An audience member asks about reluctance and skill gaps in the traditional operations team. Antoine expected more problems than he had. Implementation engineers are basically developers, so they were comfortable with the stack. Support people are more functional because they talk to traders and clients, and they embraced it because it empowered them. Previously they depended on implementation engineers and SSH access to make changes. Now they can check out, make a small CSV change, commit it, build a package, and send it out. They needed some training, but they wanted to get on board because it gave them flexibility and autonomy.

An audience member asks about the financial business case. Antoine says, beyond XebiaLabs cost, there was not much other money invested. There are people resources: one full-time employee maintains the stack, makes it sustainable, upgrades it, and keeps it running. That person is the one additional production-team headcount and is nested in the production team because they should own best practices for deploying and delivering changes into production. Antoine estimates this as roughly $100K.

Asked about payback, Antoine says productivity is higher and client satisfaction is higher, though client satisfaction is hard to value. Productivity is higher because projects are delivered on time more often, there is less drift, and they can pile up more projects. If he commits to a client that a project will start on a given date, he is now more confident it will actually start then, which also increases client satisfaction.

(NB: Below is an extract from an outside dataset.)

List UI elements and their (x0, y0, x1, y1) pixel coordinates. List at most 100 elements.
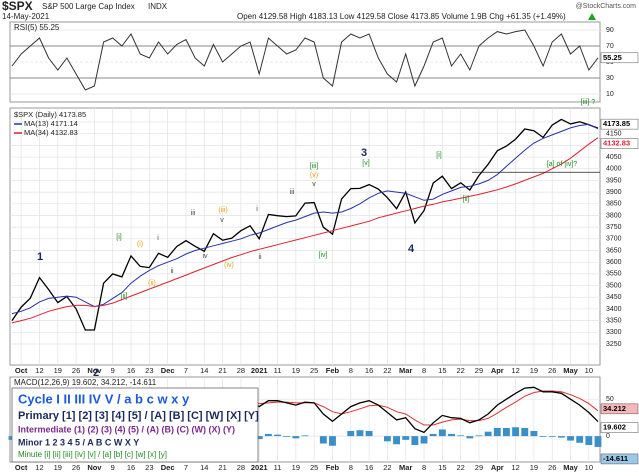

An audience member asks about audit and compliance rules. Antoine says the first rule is that only production engineers can deploy in production. XebiaLabs has groups of users, and only those users can click the button to move something to production. Other rules enforce compatibility: if you change one software component, you may need to change another. Compatibility matrices live in repositories and release centers. Slack bots constantly check those compatibility matrices and best practices. These rules change daily or biweekly as they learn from failures and add new checks, which is where the DevOps engineer spends a lot of time.

Asked whether they plan to move away from only approved production engineers clicking the button, Antoine says he would like to but cannot. His clients are regulated and Itiviti has ISO 27001 constraints. They must keep strong controls over who can access production and deliver changes into production. In some cases he thinks they should automate further, but he is not allowed.

Lisa closes by saying they will be in the speakers' corner that afternoon for more questions.